The DMM.com e-commerce power plant announced that it is reducing its mining cryptocurrency operations, the last company to turn back after a disastrous year for the mining industry.
The Japanese giant of e-commerce, one of the largest online retailers in the country, announced the decision on December 30th, Nihon Keizai Shimbun reported. However, DMM made the decision in September, when the company identified a decline in profitability following the collapse of cryptocurrency prices.
The embarrassing move comes less than 12 months after the company decided to participate for the first time in the extraction of cryptocurrencies. Now, according to the report, DMM is preparing to sell its old mining equipment.
To make matters worse, this process should continue in the second half of 2019, including a lack of demand fueled by poor price performance.
Launched for the first time in 1999, DMM.com announced that it would be transferred to encryption in September 2017, near the peak of the BTC bubble.
At that time, the company had planned plans for its mining division to be one of the top 10 in the world by the end of 2018, before moving into one of the coveted "top 3" positions thereafter.

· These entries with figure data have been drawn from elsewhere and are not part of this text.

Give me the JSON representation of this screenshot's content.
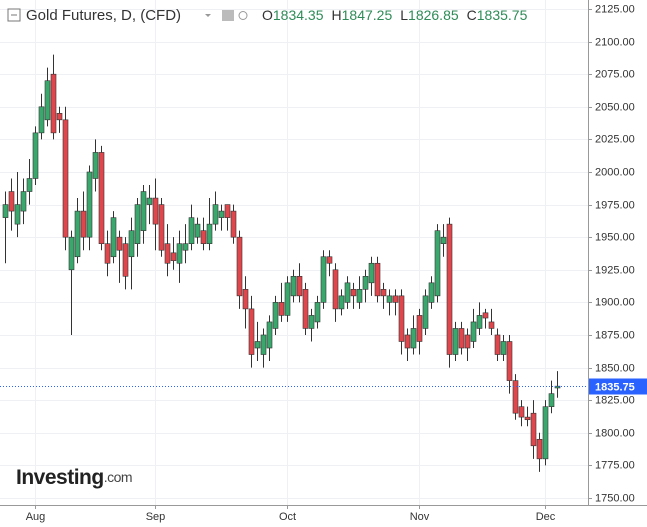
{
  "chart_data": {
    "type": "candlestick",
    "title": "Gold Futures, D, (CFD)",
    "ohlc": [
      {
        "label": "O",
        "value": 1834.35
      },
      {
        "label": "H",
        "value": 1847.25
      },
      {
        "label": "L",
        "value": 1826.85
      },
      {
        "label": "C",
        "value": 1835.75
      }
    ],
    "last_price": {
      "value": 1835.75,
      "label": "1835.75",
      "color": "#2962ff"
    },
    "watermark": [
      "Investing",
      ".com"
    ],
    "up_color": "#3aa76d",
    "down_color": "#e0474c",
    "grid": true,
    "categories": [
      null,
      null,
      null,
      null,
      null,
      "Aug",
      null,
      null,
      null,
      null,
      null,
      null,
      null,
      null,
      null,
      null,
      null,
      null,
      null,
      null,
      null,
      null,
      null,
      null,
      null,
      "Sep",
      null,
      null,
      null,
      null,
      null,
      null,
      null,
      null,
      null,
      null,
      null,
      null,
      null,
      null,
      null,
      null,
      null,
      null,
      null,
      null,
      null,
      "Oct",
      null,
      null,
      null,
      null,
      null,
      null,
      null,
      null,
      null,
      null,
      null,
      null,
      null,
      null,
      null,
      null,
      null,
      null,
      null,
      null,
      null,
      "Nov",
      null,
      null,
      null,
      null,
      null,
      null,
      null,
      null,
      null,
      null,
      null,
      null,
      null,
      null,
      null,
      null,
      null,
      null,
      null,
      null,
      "Dec",
      null,
      null
    ],
    "open": [
      1965,
      1985,
      1960,
      1970,
      1985,
      1995,
      2030,
      2040,
      2075,
      2045,
      2040,
      1925,
      1935,
      1970,
      1950,
      1995,
      2015,
      1945,
      1935,
      1950,
      1945,
      1935,
      1945,
      1955,
      1975,
      1980,
      1975,
      1945,
      1938,
      1930,
      1940,
      1945,
      1950,
      1955,
      1945,
      1960,
      1965,
      1975,
      1970,
      1950,
      1910,
      1895,
      1865,
      1860,
      1865,
      1880,
      1900,
      1890,
      1905,
      1920,
      1910,
      1880,
      1885,
      1900,
      1935,
      1925,
      1895,
      1900,
      1910,
      1900,
      1910,
      1915,
      1930,
      1910,
      1900,
      1905,
      1905,
      1875,
      1865,
      1890,
      1880,
      1900,
      1905,
      1945,
      1960,
      1860,
      1880,
      1875,
      1870,
      1880,
      1892,
      1885,
      1875,
      1860,
      1870,
      1840,
      1820,
      1812,
      1815,
      1795,
      1780,
      1820,
      1834.35
    ],
    "high": [
      1985,
      1995,
      2000,
      1995,
      2010,
      2035,
      2060,
      2080,
      2090,
      2050,
      2050,
      1955,
      1980,
      1985,
      2005,
      2025,
      2020,
      1955,
      1970,
      1955,
      1950,
      1965,
      1980,
      1990,
      1990,
      1995,
      1980,
      1960,
      1950,
      1955,
      1960,
      1975,
      1965,
      1965,
      1980,
      1985,
      1975,
      1975,
      1975,
      1955,
      1920,
      1905,
      1885,
      1880,
      1890,
      1905,
      1915,
      1920,
      1925,
      1930,
      1915,
      1895,
      1905,
      1940,
      1940,
      1930,
      1910,
      1920,
      1915,
      1920,
      1925,
      1935,
      1935,
      1915,
      1910,
      1910,
      1910,
      1880,
      1890,
      1895,
      1910,
      1920,
      1960,
      1960,
      1965,
      1885,
      1885,
      1880,
      1895,
      1900,
      1895,
      1895,
      1880,
      1875,
      1875,
      1845,
      1825,
      1820,
      1825,
      1800,
      1825,
      1840,
      1847.25
    ],
    "low": [
      1930,
      1955,
      1950,
      1960,
      1975,
      1990,
      2025,
      2035,
      2025,
      2030,
      1940,
      1875,
      1930,
      1940,
      1940,
      1985,
      1940,
      1920,
      1930,
      1915,
      1910,
      1910,
      1935,
      1945,
      1960,
      1940,
      1935,
      1920,
      1925,
      1915,
      1930,
      1940,
      1945,
      1940,
      1940,
      1955,
      1955,
      1955,
      1945,
      1895,
      1880,
      1850,
      1855,
      1850,
      1855,
      1875,
      1885,
      1885,
      1900,
      1900,
      1875,
      1870,
      1880,
      1895,
      1920,
      1885,
      1890,
      1895,
      1895,
      1895,
      1900,
      1905,
      1900,
      1895,
      1890,
      1890,
      1860,
      1855,
      1860,
      1860,
      1875,
      1895,
      1900,
      1935,
      1850,
      1855,
      1860,
      1855,
      1865,
      1875,
      1880,
      1875,
      1855,
      1855,
      1830,
      1810,
      1805,
      1805,
      1780,
      1770,
      1775,
      1815,
      1826.85
    ],
    "close": [
      1975,
      1970,
      1975,
      1985,
      1995,
      2030,
      2050,
      2070,
      2030,
      2040,
      1950,
      1950,
      1970,
      1950,
      2000,
      2015,
      1945,
      1930,
      1965,
      1940,
      1920,
      1955,
      1975,
      1985,
      1980,
      1960,
      1940,
      1930,
      1932,
      1945,
      1945,
      1965,
      1960,
      1945,
      1960,
      1975,
      1970,
      1965,
      1950,
      1905,
      1895,
      1860,
      1870,
      1875,
      1885,
      1900,
      1890,
      1915,
      1920,
      1905,
      1880,
      1890,
      1900,
      1935,
      1930,
      1895,
      1905,
      1915,
      1905,
      1910,
      1920,
      1930,
      1905,
      1905,
      1905,
      1900,
      1870,
      1865,
      1880,
      1870,
      1905,
      1915,
      1955,
      1950,
      1860,
      1880,
      1865,
      1865,
      1885,
      1890,
      1888,
      1880,
      1860,
      1870,
      1840,
      1815,
      1812,
      1810,
      1790,
      1780,
      1820,
      1830,
      1835.75
    ],
    "ylim": [
      1744.6,
      2131.9
    ],
    "yticks": [
      {
        "value": 1750,
        "label": "1750.00"
      },
      {
        "value": 1775,
        "label": "1775.00"
      },
      {
        "value": 1800,
        "label": "1800.00"
      },
      {
        "value": 1825,
        "label": "1825.00"
      },
      {
        "value": 1850,
        "label": "1850.00"
      },
      {
        "value": 1875,
        "label": "1875.00"
      },
      {
        "value": 1900,
        "label": "1900.00"
      },
      {
        "value": 1925,
        "label": "1925.00"
      },
      {
        "value": 1950,
        "label": "1950.00"
      },
      {
        "value": 1975,
        "label": "1975.00"
      },
      {
        "value": 2000,
        "label": "2000.00"
      },
      {
        "value": 2025,
        "label": "2025.00"
      },
      {
        "value": 2050,
        "label": "2050.00"
      },
      {
        "value": 2075,
        "label": "2075.00"
      },
      {
        "value": 2100,
        "label": "2100.00"
      },
      {
        "value": 2125,
        "label": "2125.00"
      }
    ]
  }
}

Currently the company also operates DMM Bitcoin, one of 16 cryptocurrency exchanges licensed by the authorities in Japan, although for the moment there is no indication that the company intends to conclude its exchange.
The mining operations of DMM began in a facility in Kanazawa city in February 2018, with Bitcoin Core (BTC), ETH and LTC as the cryptocurrencies of choice for the company at the time. Until recently, the company had planned to launch another service in the cryptographic space, but has since decided to focus on existing activities.
While few would have predicted the failure of the DMM at launch, news is becoming increasingly common in the crypto mining sector, with an ever-increasing number of companies failing bankruptcy or deciding to skip the ship before sinking further.
Even the producers of mining equipment are in danger, with the Japanese colleague OGM announcing that it suspends all the work on its next generation Bitcoin mining equipment, in light of the ongoing disappearance of the cryptocurrency. News on GMOs suffered a loss of $ 324 million on its mining encryption business, which the company noted as "extraordinary".